Alla ricerca di una via d'uscita dalle sue attuali difficoltà economiche, il nostro Paese avrebbe una grossa carta da giocare, quella dello sviluppo del Sudest europeo, insomma dell'Europa balcanica e danubiana. In questa prospettiva la recente visita ufficiale in Italia del presidente serbo Borislav Tadic assume un particolare rilievo. Oltre che a Roma, Tadic ha fatto tappa a Milano, dove è stato ricevuto dal presidente lombardo Formigoni, mentre la delegazione di circa 130 imprenditori al suo seguito incontrava alla Camera di Commercio il mondo dell'economia. In seguito ha raggiunto Trieste dove il presidente del Friuli-Venezia Giulia Illy lo ha incontrato privatamente.
Nel giugno 2004, con la non facile elezione di Tadic, la Serbia ha cominciato a lasciarsi alle spalle l'eredità dell'autoritarismo post-comunista di Milosevic. Sarà però difficile che Belgrado possa fare molti altri passi avanti sulla via della democrazia, oltre ai pochi che ha già fatto, se l'intero Sudest europeo, di cui la Serbia è il baricentro geografico, non diverrà oggetto di un grande piano di sviluppo condiviso. Lo sviluppo del Sudest europeo interessa a noi, all'Austria, alla Germania meridionale, ma non particolarmente all'Europa atlantica e baltica. Sin qui, dominata dagli interessi nord-europei, l'Ue fa nel Sudest europeo una politica assistenziale che non innesca alcun sviluppo, ma anzi provoca un continuo aumento della dipendenza. Lascia inoltre in sospeso tutti i problemi di fondo, salvo affrontarli in modo destabilizzante. È questo il caso della recente presa di posizione a favore dell'indipendenza del Kosovo recentemente espressa da Giuliano Amato nella sua veste di «saggio» europeo incaricato di dare un parere in materia.

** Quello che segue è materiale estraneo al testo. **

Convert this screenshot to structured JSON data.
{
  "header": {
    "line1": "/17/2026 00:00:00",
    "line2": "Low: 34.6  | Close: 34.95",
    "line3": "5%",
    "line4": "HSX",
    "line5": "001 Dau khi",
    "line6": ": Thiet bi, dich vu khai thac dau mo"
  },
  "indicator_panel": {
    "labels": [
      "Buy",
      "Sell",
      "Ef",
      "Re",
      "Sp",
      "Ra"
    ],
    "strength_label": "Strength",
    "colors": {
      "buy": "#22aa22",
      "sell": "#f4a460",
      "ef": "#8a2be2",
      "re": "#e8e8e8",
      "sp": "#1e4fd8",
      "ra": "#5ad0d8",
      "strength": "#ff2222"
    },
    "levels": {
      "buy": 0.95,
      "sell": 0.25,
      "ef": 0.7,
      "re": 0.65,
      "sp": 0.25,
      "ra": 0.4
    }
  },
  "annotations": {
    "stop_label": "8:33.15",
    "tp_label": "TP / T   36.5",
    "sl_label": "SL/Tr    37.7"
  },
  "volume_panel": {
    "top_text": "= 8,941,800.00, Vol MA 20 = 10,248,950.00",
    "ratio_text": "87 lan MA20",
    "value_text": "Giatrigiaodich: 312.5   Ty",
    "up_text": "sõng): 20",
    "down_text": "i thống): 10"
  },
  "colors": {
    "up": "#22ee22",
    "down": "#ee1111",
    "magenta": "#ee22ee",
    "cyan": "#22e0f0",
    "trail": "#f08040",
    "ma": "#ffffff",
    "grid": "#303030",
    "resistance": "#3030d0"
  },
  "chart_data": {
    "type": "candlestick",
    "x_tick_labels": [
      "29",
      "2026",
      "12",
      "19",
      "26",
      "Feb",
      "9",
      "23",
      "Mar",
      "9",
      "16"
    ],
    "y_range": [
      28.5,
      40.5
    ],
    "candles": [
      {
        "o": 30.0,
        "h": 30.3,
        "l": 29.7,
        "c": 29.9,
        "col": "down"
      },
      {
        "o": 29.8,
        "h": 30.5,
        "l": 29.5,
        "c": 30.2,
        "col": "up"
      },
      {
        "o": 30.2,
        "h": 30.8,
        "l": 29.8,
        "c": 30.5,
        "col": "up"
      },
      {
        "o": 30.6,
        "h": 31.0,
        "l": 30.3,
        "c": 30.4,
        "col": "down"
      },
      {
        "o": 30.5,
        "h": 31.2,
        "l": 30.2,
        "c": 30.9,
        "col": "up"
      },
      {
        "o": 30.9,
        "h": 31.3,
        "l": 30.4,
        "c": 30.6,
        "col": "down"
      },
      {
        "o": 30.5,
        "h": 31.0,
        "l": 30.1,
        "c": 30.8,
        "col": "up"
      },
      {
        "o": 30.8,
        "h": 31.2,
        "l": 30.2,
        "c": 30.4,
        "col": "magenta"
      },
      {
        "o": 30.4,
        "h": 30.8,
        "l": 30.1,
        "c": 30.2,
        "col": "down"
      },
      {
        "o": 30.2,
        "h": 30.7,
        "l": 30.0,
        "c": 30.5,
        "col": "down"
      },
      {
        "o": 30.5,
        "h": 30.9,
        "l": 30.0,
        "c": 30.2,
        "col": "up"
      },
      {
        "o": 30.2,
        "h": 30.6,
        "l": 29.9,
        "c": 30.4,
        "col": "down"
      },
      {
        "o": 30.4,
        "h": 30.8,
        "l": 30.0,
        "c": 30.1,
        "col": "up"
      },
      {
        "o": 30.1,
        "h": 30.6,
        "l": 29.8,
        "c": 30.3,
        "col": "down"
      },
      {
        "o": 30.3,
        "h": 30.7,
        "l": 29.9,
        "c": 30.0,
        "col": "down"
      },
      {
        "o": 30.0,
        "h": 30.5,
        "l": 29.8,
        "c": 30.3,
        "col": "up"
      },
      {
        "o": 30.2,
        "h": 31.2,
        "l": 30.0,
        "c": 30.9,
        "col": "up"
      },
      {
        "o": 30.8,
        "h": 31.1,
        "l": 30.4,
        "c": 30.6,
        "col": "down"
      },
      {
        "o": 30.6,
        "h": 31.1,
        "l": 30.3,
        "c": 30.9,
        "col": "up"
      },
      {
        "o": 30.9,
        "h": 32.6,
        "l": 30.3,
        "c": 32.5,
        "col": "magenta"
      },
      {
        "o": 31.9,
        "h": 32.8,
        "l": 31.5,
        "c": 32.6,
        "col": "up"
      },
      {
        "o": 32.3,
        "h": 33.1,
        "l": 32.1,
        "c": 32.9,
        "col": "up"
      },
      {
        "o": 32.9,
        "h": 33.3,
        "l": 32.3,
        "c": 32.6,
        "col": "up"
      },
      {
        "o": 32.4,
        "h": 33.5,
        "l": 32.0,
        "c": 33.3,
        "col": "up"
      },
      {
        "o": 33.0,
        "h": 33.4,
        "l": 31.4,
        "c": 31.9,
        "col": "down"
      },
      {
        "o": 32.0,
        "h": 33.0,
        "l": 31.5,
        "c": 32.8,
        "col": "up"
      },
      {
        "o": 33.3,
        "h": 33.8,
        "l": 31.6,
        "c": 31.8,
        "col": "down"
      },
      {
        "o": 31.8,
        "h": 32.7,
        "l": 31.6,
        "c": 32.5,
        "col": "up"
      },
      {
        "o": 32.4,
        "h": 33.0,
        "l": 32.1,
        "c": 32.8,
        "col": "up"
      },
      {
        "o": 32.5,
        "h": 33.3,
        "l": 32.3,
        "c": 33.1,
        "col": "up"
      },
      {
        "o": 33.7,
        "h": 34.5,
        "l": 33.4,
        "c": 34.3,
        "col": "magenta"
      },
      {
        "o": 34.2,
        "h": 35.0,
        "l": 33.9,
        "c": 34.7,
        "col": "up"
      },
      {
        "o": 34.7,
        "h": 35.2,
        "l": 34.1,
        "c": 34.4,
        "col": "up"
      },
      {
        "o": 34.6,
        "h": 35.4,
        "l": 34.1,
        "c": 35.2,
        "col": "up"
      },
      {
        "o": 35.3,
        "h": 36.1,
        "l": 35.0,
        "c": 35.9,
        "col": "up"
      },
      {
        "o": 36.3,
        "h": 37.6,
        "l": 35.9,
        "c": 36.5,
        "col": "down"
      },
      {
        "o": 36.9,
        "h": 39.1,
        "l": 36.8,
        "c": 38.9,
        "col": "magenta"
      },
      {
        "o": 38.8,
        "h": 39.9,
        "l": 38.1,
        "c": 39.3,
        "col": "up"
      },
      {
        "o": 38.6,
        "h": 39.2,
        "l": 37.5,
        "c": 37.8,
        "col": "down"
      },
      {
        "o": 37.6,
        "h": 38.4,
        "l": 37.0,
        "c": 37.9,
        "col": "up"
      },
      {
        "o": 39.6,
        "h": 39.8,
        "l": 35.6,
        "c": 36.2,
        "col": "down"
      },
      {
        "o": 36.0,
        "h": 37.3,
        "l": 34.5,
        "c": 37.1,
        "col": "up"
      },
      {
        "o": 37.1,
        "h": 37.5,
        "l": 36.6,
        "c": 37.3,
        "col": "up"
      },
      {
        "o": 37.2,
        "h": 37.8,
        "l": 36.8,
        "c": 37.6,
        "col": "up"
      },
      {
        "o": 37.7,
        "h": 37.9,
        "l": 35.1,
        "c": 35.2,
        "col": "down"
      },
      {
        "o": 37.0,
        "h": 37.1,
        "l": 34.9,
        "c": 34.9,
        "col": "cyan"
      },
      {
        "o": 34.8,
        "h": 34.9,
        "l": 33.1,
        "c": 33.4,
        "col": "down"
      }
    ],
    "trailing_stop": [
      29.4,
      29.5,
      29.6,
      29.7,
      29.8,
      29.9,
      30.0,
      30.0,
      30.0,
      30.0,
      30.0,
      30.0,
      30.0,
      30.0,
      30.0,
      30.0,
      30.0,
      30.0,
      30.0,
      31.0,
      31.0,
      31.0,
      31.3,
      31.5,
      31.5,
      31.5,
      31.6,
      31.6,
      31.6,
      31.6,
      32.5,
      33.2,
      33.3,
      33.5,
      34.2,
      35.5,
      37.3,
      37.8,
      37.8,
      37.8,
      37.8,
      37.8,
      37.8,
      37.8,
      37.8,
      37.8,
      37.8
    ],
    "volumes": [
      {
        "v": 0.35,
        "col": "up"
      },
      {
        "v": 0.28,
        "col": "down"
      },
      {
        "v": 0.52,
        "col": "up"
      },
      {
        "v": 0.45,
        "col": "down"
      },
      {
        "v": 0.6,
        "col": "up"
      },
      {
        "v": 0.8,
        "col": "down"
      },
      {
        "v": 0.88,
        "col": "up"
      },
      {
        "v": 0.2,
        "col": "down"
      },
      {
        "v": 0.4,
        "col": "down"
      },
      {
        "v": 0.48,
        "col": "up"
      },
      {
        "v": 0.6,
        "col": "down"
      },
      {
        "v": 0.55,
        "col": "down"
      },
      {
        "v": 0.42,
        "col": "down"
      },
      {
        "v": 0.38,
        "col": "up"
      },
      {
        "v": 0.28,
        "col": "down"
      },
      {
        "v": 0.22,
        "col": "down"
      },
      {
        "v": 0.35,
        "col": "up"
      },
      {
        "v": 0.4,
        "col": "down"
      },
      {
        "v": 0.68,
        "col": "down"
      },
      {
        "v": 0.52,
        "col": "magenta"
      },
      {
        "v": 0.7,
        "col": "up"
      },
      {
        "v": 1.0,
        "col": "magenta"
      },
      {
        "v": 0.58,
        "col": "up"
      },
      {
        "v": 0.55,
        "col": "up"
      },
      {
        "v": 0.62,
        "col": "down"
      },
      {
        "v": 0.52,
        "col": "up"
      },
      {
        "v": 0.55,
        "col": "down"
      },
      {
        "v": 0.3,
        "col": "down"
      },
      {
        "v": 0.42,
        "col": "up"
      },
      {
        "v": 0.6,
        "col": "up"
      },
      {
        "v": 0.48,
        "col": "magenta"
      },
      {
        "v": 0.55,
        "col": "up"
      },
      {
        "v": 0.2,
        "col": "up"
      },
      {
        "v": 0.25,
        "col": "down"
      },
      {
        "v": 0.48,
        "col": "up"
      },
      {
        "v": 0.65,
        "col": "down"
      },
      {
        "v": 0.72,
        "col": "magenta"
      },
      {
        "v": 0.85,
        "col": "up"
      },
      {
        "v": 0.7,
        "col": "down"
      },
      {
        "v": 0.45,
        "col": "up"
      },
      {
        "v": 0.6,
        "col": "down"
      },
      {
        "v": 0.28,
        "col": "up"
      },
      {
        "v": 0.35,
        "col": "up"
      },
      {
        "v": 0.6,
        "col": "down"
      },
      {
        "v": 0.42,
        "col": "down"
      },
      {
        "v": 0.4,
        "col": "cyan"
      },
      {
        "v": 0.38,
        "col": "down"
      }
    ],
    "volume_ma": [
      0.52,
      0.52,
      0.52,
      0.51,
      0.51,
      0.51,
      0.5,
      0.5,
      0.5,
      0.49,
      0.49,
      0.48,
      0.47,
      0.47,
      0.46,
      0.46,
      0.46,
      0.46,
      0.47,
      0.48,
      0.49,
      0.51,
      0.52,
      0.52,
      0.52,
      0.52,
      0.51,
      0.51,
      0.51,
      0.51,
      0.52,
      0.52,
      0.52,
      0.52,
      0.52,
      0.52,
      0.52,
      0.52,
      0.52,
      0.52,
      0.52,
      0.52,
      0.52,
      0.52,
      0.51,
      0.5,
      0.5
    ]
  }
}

La questione del Kosovo può venire ragionevolmente affrontata solo nel quadro dell'ingresso nell'Ue di tutti i Paesi che già fecero parte della Jugoslavia. Volerla definire adesso equivale in ogni caso a gettare il proverbiale fiammifero nella proverbiale polveriera. Mentre si procede verso l'ingresso della Serbia (in programma per il 2012), della Croazia e degli altri Paesi ex-jugoslavi balcanici nell'Unione Europea, occorre innanzitutto impegnarsi a creare le condizioni perché l'Europa balcanica e danubiana possano effettivamente connettere le loro economie con quelle dell'Italia e dell'Europa centrale.